I thought at first it was a bomb, but when I got up to the wreck I realised that the man had been speaking German, and it had been a ‘baum’ that had done for the car. It made more sense that it was a tree, as this road had been out of the fighting for days as far as I knew. (It also turned out that the dead guys were German, but I don’t suppose the Croat who told me changed the nationality of the tree on purpose.) Anyway, by the time I got there, they were just two pairs of feet sticking out from under a blanket and the tree was being cut up for logs. It must have happened about twenty minutes ago, because the people in the short traffic jam were already arguing. There was room to get a car round the wreck but not a lorry, and the drivers of the former were trying to get those of the latter to get out of the way. Someone in a blue serge uniform was shouting at everybody, including the dead Germans, and nobody was paying him any attention at all. He looked pretty old, and had no belt or epaulettes.

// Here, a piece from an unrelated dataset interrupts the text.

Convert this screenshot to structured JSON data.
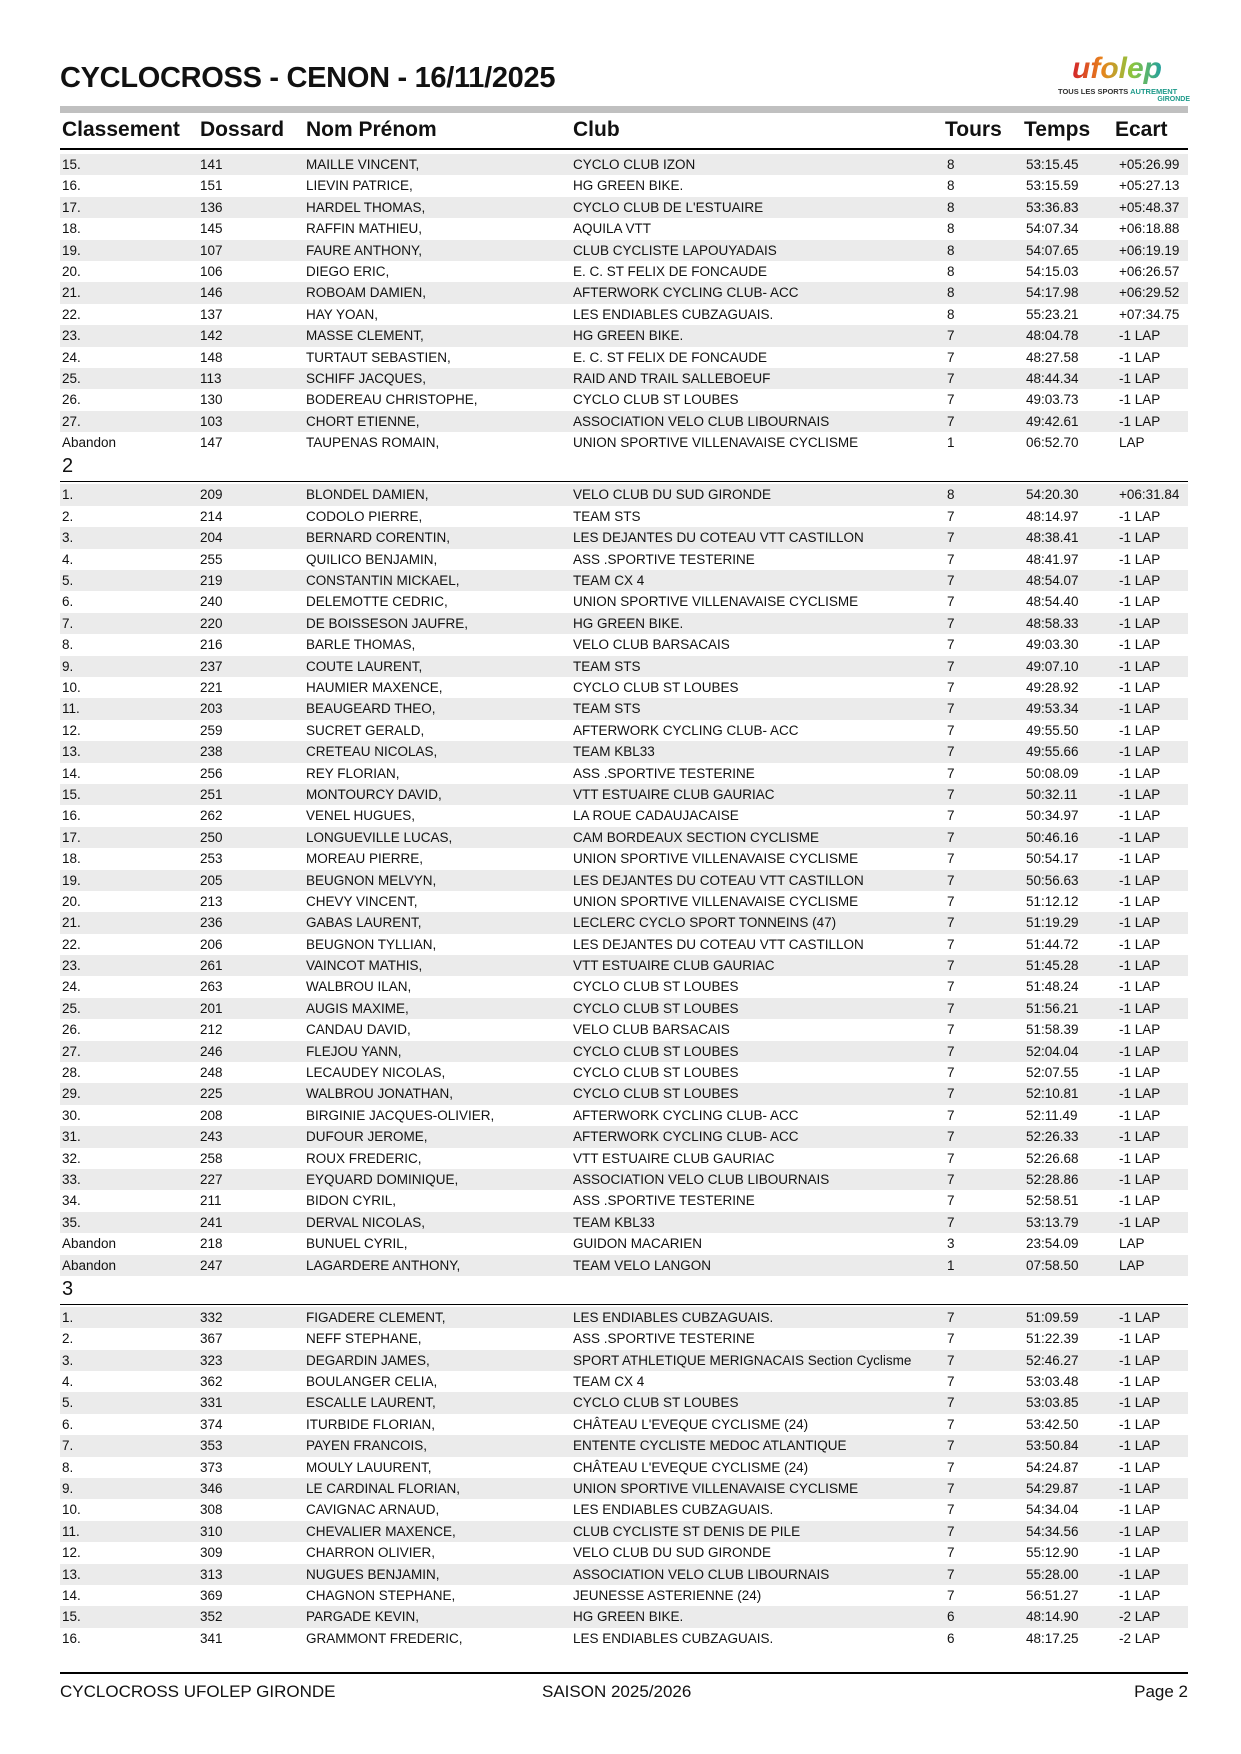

It was the guys from the village chopping up the tree who gave me the idea, because some of them began to turn their attention to the mangled car. They were the only ones there who seemed happy, and practical, and alive, and I like people like that. The thing to do was obviously to shunt the car off the road, where the rest of the useful bits of it could be best pirated and where it wouldn’t be blocking irate people with guns in their glove compartments.
It’s simple sign language to convey ‘move car from road into ditch’, and it was truly pleasing to see how easily an angry crowd can be transformed into a cooperative workforce when presented with a mission. It took less than a minute for ten of us to pick it up and manoeuvre it to the side, and without being asked several others kicked the debris after it. God knows who had pulled the Germans out and covered them up, but I’d lay money on the fact that no wallets or mobile phones will have been found on the bodies.
It was all smiles and laughter now, and someone even produced a bottle of slivovic. The man in uniform was still shouting occasionally, but as far as I could tell it was aimed even less specifically than before. I briefly wished I had my camera with me, because the sun had reappeared and was reflecting off the shards of the windscreen. It was shatterproof and had come off in one piece but in many pieces, stuck together by whatever they coat it with. Blood had filled all the little cracks, and the mid-afternoon sun danced and sparkled off the whole bits of glass, the tessera of the most beautiful mosaic I had ever seen.
But I realised that that sunny afternoon, that sudden comradeship, that tragedy for two families I had never met, that peculiar beauty – that is something a camera can never catch. Furthermore, the small new side to one’s character that such experiences create is young and impressionable, and readily lied to by photographs. I find most things are best left to memory, because even if you think you’ve forgotten something it’s usually in there somewhere, a problem of access not storage, sculpting the insides in subtle ways.